Let’s take a moment to unpack some of the harder truths that are often left out of the debate.
Tutoring is deeply personal. That’s its strength—and its limitation. One-on-one or small-group tutoring requires full presence, preparation, and real-time adaptation. Unlike digital content, AI, or video lectures that can serve thousands simultaneously, tutoring operates on a one-hour-in, one-hour-out basis. That model doesn’t “compound” in value or efficiency over time.
As a result, the income potential for tutors, and the margins for companies offering tutoring services, are inherently constrained.
Tutoring is one of the most accessible forms of freelance work. This opens doors for many—and that’s a good thing. But it also leads to high supply, which naturally drives prices down. This isn’t a reflection on the worth of the work. It’s simply how markets behave when demand doesn’t grow at the same pace as supply.
Effort alone, while noble, doesn’t always translate into economic leverage.
In countries like India, where educational aspirations are high but budgets are often tight, affordability becomes a key driver of pricing. Many parents deeply value education but are simply unable to pay premium tutoring fees. Platforms are caught in a bind: they’re expected to pay tutors well while keeping learning affordable.

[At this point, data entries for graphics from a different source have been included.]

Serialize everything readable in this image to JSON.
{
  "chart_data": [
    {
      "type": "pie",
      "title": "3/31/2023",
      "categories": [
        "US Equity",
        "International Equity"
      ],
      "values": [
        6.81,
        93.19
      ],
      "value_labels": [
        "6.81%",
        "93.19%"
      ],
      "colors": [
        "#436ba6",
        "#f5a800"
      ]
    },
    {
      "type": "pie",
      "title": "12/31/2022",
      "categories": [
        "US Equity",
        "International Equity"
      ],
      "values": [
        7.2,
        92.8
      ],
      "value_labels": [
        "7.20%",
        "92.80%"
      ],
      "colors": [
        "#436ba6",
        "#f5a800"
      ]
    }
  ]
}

If rates are raised significantly, a large portion of the student population is priced out. That doesn’t help students—or tutors.

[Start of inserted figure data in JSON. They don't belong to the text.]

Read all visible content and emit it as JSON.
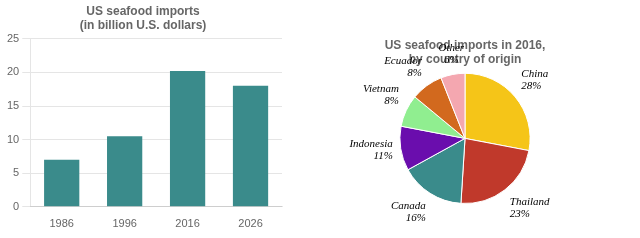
{
  "chart_data": [
    {
      "type": "bar",
      "title": "US seafood imports\n(in billion U.S. dollars)",
      "categories": [
        "1986",
        "1996",
        "2016",
        "2026"
      ],
      "values": [
        7,
        10.5,
        20.2,
        18
      ],
      "color": "#3a8b8b",
      "ylim": [
        0,
        25
      ],
      "yticks": [
        0,
        5,
        10,
        15,
        20,
        25
      ],
      "grid": true
    },
    {
      "type": "pie",
      "title": "US seafood imports in 2016,\nby country of origin",
      "categories": [
        "China",
        "Thailand",
        "Canada",
        "Indonesia",
        "Vietnam",
        "Ecuador",
        "Other"
      ],
      "values": [
        28,
        23,
        16,
        11,
        8,
        8,
        6
      ],
      "value_labels": [
        "28%",
        "23%",
        "16%",
        "11%",
        "8%",
        "8%",
        "6%"
      ],
      "colors": [
        "#f5c518",
        "#c0392b",
        "#3a8b8b",
        "#6a0dad",
        "#90ee90",
        "#d2691e",
        "#f4a7b0"
      ],
      "data_labels": true
    }
  ]
}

Yes, some edtech companies are highly valued. But that valuation usually reflects investment in technology, infrastructure, content development, distribution, and platform scale—not profits extracted from tutors.

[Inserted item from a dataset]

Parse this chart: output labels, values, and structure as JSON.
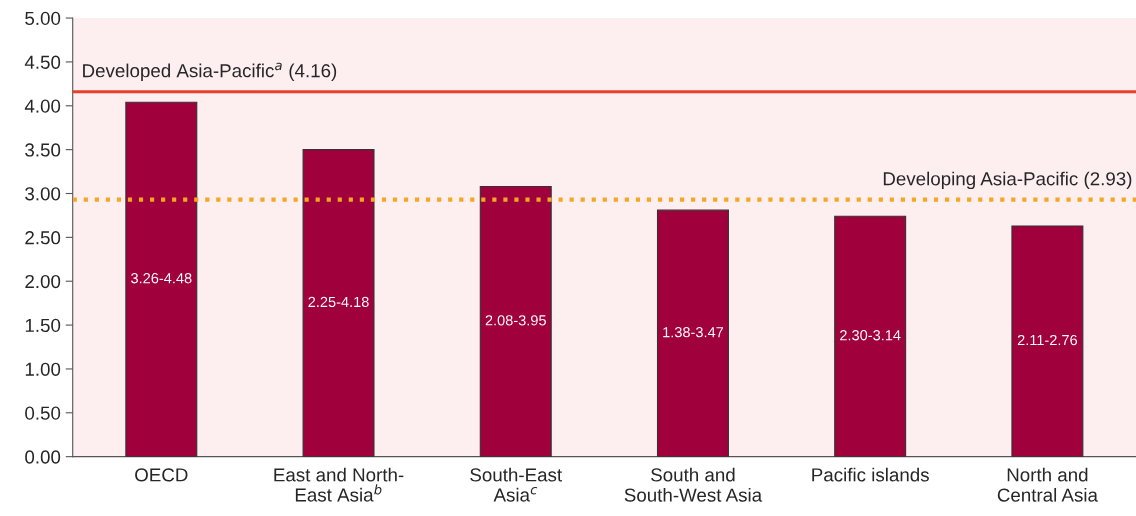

The truth is, tutoring services often operate on thin margins. Companies invest heavily in R&D, tech support, compliance, teacher training, and user acquisition. What remains after those costs is not as substantial as headlines may suggest.
This point is difficult but necessary. Like in any profession, not every practitioner performs equally. Some tutors are transformational. Others are average. Platforms struggle with this diversity of impact—because they need to create pricing systems that are scalable, fair, and administratively manageable.
Pay-for-performance models sound good in theory, but in practice, measuring a tutor’s long-term impact—especially across different subjects and age groups—is extremely complex.
We need to recognize educators more fully, both symbolically and financially. But let’s also be honest—this issue isn’t as simple as platforms being greedy. The challenge lies in the structure of how education is delivered at scale, and the economic tensions that come with balancing quality, reach, and affordability.
What we need is a more collaborative approach. Educators and edtech leaders must work together to create systems that are:
Sustainable in the long term
Fair to those delivering the service
Accessible to the students who need them most
Only then can we build an education ecosystem where value and values are aligned.
Thank you to the tutors, mentors, and teachers who keep us grounded in purpose. This conversation is essential—and long overdue.